Formation: Baccalauréat en droit, DESS en journalisme international
Fait de la critique depuis... 1999
Titre: Chroniqueur aux cahiers Arts et Cinéma de La Presse
Citation: « Je ne pense pas que mon travail en particulier a un impact sur les créateurs. Il faut voir la critique dans son ensemble, comme un point de vue donné à un certain moment et qui s'inscrit dans une perspective à la fois historique et sociale. Cette perspective fait avancer certaines choses, pose des questions, soulève des doutes. Cet ensemble a un impact sur les créateurs, sur la façon dont ils perçoivent leur travail. »
Chroniqueur à La Presse, panéliste pendant cinq ans à l'émission C'est juste de la TV, Marc Cassivi est reconnu pour son franc-parler. Comme la critique occupe nos échanges en 140 caractères depuis plusieurs mois, il me semblait logique de terminer le projet Métier = Critique avec quelqu'un qui sait parler sans complaisance de son métier... et de lui-même.
Au commencement...
... il y avait un enfant qui rêvait de devenir journaliste. Un peu sous la pression familiale, un peu par inquiétude pour les perspectives d'avenir, il décide d'étudier d'abord en droit. Mais le rêve s'accroche. Il écrit déjà à la Jeune Presse et commence à piger pour le cahier Sortir dès ses 20 ans. C'est à son retour de Lille, où il a complété un DESS en journalisme international, que le tempo s'accélère. En 1998, il est engagé au pupitre de La Presse. L'année suivante, il fait le saut au cinéma. À 27 ans, il devient chef de la division Arts et Culture et quelques années plus tard, il est nommé chroniqueur.
Critique ou chronique
En grattant un peu, on réalise que c'est la chronique qui l'attirait depuis tout le temps. Quand je lui demande ce qui le faisait tant rêver dans le journalisme, il hésite longuement: « Je pense que je voulais dénoncer. Dénoncer la bêtise. » Il admet en souriant: « Il fallait sans doute une certaine prétention. Un ego. Il a toujours été là... »
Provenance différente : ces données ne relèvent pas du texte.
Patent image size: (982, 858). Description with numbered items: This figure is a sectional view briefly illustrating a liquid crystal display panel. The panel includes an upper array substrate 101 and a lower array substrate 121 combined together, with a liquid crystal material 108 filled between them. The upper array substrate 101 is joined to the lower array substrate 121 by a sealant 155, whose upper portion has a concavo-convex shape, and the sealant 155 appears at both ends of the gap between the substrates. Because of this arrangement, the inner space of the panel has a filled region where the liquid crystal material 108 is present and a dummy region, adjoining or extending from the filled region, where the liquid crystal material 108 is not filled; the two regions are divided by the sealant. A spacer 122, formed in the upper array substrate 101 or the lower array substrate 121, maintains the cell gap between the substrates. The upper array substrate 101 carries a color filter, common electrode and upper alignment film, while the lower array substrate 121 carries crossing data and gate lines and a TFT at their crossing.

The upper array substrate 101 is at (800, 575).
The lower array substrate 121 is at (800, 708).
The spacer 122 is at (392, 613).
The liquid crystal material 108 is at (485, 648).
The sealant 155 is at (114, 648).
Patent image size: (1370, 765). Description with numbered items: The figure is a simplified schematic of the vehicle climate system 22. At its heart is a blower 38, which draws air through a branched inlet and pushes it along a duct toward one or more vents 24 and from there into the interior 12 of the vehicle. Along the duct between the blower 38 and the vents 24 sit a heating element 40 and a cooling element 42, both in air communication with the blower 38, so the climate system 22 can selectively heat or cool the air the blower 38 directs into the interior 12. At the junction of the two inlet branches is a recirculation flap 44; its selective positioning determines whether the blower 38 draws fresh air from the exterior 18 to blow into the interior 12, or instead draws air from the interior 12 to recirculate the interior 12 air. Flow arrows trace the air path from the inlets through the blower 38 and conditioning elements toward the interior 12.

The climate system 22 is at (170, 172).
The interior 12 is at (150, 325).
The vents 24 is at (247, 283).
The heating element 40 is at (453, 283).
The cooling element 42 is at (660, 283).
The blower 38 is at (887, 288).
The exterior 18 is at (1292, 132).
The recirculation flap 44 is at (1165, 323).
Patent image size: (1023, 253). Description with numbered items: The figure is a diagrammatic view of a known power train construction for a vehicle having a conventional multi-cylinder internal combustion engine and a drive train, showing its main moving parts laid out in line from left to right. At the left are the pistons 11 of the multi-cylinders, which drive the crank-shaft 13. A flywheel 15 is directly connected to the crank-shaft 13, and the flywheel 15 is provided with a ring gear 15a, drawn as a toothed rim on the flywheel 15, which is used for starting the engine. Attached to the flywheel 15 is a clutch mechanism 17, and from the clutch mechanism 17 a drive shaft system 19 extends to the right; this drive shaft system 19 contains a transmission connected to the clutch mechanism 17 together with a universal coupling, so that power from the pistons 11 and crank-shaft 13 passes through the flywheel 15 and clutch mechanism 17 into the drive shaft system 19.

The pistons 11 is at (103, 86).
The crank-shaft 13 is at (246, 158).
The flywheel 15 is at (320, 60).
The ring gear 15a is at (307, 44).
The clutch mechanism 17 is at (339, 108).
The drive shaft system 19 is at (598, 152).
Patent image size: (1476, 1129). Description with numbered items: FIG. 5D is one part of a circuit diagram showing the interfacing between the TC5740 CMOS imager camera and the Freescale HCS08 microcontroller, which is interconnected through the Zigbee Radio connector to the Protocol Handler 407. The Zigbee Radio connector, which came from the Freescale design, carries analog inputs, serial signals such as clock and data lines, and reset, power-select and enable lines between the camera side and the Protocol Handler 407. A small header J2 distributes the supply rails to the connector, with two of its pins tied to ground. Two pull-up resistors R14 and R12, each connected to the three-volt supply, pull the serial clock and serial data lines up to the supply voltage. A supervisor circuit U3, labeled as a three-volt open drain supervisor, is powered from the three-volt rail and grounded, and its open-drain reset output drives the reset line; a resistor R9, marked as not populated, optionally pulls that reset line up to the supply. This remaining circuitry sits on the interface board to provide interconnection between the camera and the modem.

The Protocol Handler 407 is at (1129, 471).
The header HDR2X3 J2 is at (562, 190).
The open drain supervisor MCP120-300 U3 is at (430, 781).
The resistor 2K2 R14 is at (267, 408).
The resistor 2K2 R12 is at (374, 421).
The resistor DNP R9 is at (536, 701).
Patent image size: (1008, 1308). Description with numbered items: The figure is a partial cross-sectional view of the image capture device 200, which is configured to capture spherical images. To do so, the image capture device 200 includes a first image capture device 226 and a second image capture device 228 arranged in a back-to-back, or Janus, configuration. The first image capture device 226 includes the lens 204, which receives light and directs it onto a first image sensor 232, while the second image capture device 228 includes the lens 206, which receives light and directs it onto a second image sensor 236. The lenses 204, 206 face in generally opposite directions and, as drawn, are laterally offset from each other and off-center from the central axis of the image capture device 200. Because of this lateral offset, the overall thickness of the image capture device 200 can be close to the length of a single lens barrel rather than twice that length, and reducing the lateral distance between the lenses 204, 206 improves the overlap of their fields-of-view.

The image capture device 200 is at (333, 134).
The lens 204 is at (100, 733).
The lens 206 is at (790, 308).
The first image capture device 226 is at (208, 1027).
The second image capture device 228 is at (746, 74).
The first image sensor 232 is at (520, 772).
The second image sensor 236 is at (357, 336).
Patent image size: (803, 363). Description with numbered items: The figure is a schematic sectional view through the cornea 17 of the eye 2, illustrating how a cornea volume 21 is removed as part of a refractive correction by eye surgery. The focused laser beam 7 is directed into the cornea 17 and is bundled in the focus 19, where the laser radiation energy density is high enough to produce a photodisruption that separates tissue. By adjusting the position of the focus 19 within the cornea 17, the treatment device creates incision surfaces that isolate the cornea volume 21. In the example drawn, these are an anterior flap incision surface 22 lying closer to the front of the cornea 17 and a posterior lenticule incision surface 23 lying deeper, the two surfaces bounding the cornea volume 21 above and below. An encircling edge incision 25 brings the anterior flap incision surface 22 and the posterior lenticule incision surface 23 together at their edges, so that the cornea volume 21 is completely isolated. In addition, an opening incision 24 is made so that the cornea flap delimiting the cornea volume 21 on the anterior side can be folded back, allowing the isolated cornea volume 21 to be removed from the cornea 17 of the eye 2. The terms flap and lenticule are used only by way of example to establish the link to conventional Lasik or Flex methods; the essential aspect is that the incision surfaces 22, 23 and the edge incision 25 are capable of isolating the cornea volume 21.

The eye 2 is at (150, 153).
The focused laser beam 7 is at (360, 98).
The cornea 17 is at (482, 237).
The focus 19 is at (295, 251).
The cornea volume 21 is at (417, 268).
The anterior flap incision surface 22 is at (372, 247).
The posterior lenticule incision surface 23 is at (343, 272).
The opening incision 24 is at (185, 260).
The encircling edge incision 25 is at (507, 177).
Marc Cassivi avoue d'emblée qu'il préfère la chronique à la critique pure parce qu'elle lui permet d'analyser un film dans l'angle qui lui convient (que ce soit le jeu d'une actrice, la direction photo ou le thème). Le rôle critique est toujours là, mais moins cantonné dans une structure (grandes lignes de l'intrigue, repères pour le lecteur, etc.). La chronique lui permet aussi de toucher aux aspects sociaux des arts et du cinéma qui sont souvent la source de ses textes les plus virulents et les plus médiatisés.
Regrette-t-il, parfois? Jamais le fond, presque toujours la forme. « C'est rare que le lendemain je sois vraiment fier de ce que j'ai écrit. Mais je regrette rarement le propos. » Et les coups de gueule? « Mes meilleures chroniques de ce type-là, je les écris en étapes. Je me couche fâché. Je me relève pour écrire. Le lendemain je récris et il ne reste presque rien de la veille. Mais il reste l'essence de l'indignation. Quand je n'ai pas la nuit pour le faire, parfois j'écris fâché. Et il m'arrive d'avoir honte... »
Marc ou Cassivi
Est-ce que Cassivi est devenu quelque chose comme une marque de commerce, un personnage? Il réfute cette idée: « Chose certaine, je n'alimente pas un personnage! » Il admet tout de même qu'il peut y avoir une distorsion entre la perception du public et ce qu'il est réellement. Par exemple, il remarque que son passage à la télévision a adouci son image. C'est que doux, il l'est dans son attitude, sans sa voix. Une douceur que ses textes ne laissent pas toujours transparaître en insistant davantage sur l'indignation. « J'ai toujours été comme ça à l'écrit. Peut-être que c'est différent de ce que je suis en réalité... Mais je ne crois pas! » Être cinglant fait partie de son arsenal pour dénoncer, il m'avouera d'ailleurs l'être bien plus en privé que dans le journal: « Je m'autocensure constamment! »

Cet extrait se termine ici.